Concurrent Programming
Concurrency
Concurrent programming means executing multiple things concurrently (the start and end times of those bits of code overlap, one starts before the other ends).
Parallel programming means executing multiple code statements at the same time (on multiple CPUs).
Parallel programming is a form of concurrent programming.
Concurrent programming is useful for I/O bound tasks. For CPU-bound tasks, you’ll need to go even further and practice parallel programming.
Python has a Global Interpreter Lock, so a single Python process cannot be used for parallel programming. With just one Python process we can only accomplish concurrent programming.
We’re going to look at a number of different types of concurrent (and some parallel) programming in Python.
Example Program
We’ll be using an example program which fetches many URLs for sponsors of the Python Software Foundation and checks to see whether these URLs mention the word “Python”.

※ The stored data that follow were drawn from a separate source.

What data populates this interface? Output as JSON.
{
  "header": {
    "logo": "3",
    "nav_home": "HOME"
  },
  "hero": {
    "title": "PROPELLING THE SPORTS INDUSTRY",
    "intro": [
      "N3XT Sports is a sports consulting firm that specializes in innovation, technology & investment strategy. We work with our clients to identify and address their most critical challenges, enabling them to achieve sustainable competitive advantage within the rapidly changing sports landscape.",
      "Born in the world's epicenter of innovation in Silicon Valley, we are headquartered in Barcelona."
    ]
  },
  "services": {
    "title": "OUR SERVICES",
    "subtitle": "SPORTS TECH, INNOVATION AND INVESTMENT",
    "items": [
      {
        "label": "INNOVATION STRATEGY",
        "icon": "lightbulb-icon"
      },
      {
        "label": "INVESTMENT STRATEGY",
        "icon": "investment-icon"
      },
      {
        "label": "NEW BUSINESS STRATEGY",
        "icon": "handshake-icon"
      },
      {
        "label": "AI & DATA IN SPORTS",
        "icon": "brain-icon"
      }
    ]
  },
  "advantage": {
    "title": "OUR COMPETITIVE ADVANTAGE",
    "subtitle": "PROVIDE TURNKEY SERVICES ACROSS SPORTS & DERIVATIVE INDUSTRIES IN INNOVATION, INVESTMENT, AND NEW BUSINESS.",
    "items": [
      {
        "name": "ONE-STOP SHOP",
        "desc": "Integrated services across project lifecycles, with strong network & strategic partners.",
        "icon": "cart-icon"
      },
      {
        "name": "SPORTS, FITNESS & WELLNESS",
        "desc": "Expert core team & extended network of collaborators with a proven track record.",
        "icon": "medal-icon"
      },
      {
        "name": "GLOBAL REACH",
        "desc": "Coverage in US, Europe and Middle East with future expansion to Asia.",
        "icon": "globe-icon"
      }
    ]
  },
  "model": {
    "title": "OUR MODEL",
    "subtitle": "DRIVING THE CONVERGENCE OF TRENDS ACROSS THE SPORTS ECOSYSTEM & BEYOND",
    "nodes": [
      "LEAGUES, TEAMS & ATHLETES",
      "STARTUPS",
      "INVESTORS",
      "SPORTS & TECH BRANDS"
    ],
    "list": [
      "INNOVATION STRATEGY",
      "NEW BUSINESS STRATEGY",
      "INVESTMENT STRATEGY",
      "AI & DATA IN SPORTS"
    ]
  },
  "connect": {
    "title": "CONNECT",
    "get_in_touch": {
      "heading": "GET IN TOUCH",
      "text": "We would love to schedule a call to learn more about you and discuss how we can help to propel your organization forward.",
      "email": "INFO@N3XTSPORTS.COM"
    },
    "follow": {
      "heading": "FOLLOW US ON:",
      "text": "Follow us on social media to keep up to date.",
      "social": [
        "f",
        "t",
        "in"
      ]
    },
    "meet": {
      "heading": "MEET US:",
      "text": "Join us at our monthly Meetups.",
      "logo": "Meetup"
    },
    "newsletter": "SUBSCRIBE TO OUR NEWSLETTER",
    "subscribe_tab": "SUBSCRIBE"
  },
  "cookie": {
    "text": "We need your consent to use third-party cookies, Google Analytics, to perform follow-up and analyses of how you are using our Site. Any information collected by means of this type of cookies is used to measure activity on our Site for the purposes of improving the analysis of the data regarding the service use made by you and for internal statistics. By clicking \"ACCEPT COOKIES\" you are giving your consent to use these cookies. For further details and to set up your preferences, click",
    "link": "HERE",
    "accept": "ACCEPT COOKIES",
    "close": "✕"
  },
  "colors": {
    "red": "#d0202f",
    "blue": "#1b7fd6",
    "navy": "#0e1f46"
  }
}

We’ll be using this urls.txt file for these programs:
https://research.fb.com/
https://www.capitalone.com/
http://www.fastly.com/
http://www.rackspace.com/
https://aws.amazon.com/
http://www.google.com/
https://www.techatbloomberg.com/
http://www.redhat.com/
http://www.indeed.com/
http://www.microsoft.com/
https://travis-ci.com/
https://www.heroku.com/home/
https://www.union-investment.de/
https://zapier.com/about
http://edgestreamlp.com/
http://www.enthought.com/
https://hostingfacts.com/
https://www.aqr.com/
http://adimian.com/
https://m.do.co/c/783434964889
https://signalfx.com/
http://www.activestate.com/python
http://www.oreilly.com/
http://www.bizrate.com/
http://www.eyesopen.com/
http://www.knmp.nl/
http://lincolnloop.com/
https://anaconda.com/
http://infinite-code.com/
http://www.webucator.com/programming-training/python-training.cfm
http://tivix.com/
https://www.pythonanywhere.com/
https://www.stickermule.com/supports/python
http://www.stickeryou.com/products/custom-stickers/335
http://www.acties.nl/
https://dev.ngo/
https://fusionbox.com/
http://newlogic.io/
https://odoo-community.org/
http://www.opendataservices.coop/
http://www.solden.be/
https://www.1korting.com/
http://www.airportrentals.com/
http://bespaardeals.nl/kortingscode/otto/
http://www.mesika.org/
https://www.verzekeringvergelijk.nl/
http://www.python-academy.com/
https://www.datacamp.com/
https://www.accelebrate.com/python-training
https://www.ukwebhostreview.com/
https://crosscompute.com/
https://www.hostpapa.com/?utm_source=python.org/
http://www.revsys.com/
https://www.confirm.ch/
https://www.motorhomerepublic.com/
https://vpndiensten.nl/
https://www.yourlabs.biz/
https://pythoninstitute.org/
https://www.vpngids.nl/
https://www.cisin.com/
https://www.hrank.com/
https://www.hostinger.com/
http://icons8.com/
https://www.surveymonkey.com/
We’ll need the third-party requests module installed for this code to work.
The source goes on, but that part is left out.